Franklin Templeton plans to appeal a ruling by India's markets regulator after the money manager's local unit was barred for two years from offering new debt funds.
India's markets regulator said it had found "several irregularities" following a probe into Franklin Templeton Asset Management (India)'s actions last year in winding up six debt funds that held about $4.2 billion of assets. The Securities and Exchange Board of India also ordered the unit to refund management and advisory fees levied from June 2018 to April 2020 on the frozen funds and imposed a penalty of 50 million rupees ($685,370), according to its order Monday.
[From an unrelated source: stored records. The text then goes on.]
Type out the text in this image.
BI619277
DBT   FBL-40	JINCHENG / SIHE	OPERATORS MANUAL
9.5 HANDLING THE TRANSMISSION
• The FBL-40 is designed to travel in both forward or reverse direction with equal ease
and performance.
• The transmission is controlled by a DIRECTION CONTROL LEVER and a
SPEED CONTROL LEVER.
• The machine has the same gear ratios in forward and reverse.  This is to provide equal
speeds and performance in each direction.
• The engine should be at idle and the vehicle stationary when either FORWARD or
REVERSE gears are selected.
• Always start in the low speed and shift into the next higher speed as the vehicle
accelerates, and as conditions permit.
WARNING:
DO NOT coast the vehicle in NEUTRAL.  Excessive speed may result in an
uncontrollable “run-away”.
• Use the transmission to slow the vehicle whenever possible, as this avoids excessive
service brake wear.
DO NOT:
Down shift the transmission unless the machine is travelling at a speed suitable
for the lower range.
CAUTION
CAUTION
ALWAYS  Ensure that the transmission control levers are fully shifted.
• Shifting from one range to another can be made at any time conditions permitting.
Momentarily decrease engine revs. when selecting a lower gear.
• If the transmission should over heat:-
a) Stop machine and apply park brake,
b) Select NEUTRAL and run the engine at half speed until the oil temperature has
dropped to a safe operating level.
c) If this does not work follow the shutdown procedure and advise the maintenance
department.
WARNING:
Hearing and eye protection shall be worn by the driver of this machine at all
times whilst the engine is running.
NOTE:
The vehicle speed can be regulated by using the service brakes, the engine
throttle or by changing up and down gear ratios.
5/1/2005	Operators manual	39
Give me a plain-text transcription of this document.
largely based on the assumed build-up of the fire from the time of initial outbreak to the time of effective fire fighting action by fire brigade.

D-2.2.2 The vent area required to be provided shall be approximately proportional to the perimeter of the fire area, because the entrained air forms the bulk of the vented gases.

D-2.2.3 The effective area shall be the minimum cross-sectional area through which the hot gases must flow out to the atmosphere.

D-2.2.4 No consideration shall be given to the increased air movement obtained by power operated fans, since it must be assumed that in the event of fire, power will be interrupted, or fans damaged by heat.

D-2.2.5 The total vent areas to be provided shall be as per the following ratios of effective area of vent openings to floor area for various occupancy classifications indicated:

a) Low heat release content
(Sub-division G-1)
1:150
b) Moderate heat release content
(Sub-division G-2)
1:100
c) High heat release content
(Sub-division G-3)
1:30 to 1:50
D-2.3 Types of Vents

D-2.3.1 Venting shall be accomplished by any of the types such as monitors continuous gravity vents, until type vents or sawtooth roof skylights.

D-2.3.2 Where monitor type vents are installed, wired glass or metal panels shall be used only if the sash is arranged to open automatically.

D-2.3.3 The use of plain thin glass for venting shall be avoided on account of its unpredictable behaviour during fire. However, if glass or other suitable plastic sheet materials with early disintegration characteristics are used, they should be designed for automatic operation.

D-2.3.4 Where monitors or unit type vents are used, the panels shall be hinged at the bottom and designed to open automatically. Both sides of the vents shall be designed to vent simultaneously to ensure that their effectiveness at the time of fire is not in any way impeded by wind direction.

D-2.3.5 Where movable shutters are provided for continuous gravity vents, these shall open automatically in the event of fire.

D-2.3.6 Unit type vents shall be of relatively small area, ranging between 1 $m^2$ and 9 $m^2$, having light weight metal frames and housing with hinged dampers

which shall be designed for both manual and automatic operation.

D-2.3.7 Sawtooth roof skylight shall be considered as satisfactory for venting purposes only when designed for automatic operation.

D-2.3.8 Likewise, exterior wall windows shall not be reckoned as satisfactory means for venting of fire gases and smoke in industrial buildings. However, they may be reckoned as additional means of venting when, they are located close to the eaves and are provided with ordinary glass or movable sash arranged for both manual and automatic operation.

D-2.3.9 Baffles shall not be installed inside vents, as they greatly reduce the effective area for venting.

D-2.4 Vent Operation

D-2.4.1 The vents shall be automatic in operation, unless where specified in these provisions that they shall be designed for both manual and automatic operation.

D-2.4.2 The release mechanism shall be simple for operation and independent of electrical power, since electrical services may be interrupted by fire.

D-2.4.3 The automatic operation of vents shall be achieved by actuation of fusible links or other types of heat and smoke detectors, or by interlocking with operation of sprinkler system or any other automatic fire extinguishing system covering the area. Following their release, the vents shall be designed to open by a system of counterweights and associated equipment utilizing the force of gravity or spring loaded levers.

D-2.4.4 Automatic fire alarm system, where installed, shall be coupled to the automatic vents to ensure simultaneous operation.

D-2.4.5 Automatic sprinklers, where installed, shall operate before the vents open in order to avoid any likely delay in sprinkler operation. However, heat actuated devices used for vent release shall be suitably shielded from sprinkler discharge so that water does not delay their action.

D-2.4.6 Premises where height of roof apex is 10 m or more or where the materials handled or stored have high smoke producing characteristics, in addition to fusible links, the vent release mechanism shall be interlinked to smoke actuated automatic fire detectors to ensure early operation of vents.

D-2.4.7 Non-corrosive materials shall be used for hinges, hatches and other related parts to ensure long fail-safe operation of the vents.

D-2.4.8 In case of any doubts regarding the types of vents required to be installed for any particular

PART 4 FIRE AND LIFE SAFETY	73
"We strongly disagree with the findings in the SEBI order and intend to file an appeal with the Hon'ble Securities Appellate Tribunal," Padmanaban Nair, a spokesman at Franklin Templeton India, wrote in an emailed comment. "We place great emphasis on compliance and believe that we have always acted in the best interest of unit-holders and in accordance with regulations."
Franklin Templeton shuttered the funds last year, citing drying up of liquidity in some parts of the nation's corporate bonds market. At the time it was the biggest-ever forced closure of Indian funds and the move and fueled worries of a renewed wave of withdrawals from similar products. SEBI tightened rules covering the industry since the closure of the funds, imposing limits on some mutual fund debt investments and mandating stress tests.
SEBI said it found several irregularities in the running of the debt funds closed by Franklin Templeton, including failures in exercising adequate due diligence, failures to abide by the Principles of Fair Valuations and failures in ensuring a robust risk management framework, according to the order.
India's top court is also looking into the matter and is set to give a verdict on the laws relating to the shutting of funds and SEBI's role in the coming weeks.
The regulator separately barred Franklin's Vivek Kudva and Roopa Kudva from accessing the securities market for a period of one year, and also imposed a combined penalty of 70 million rupees.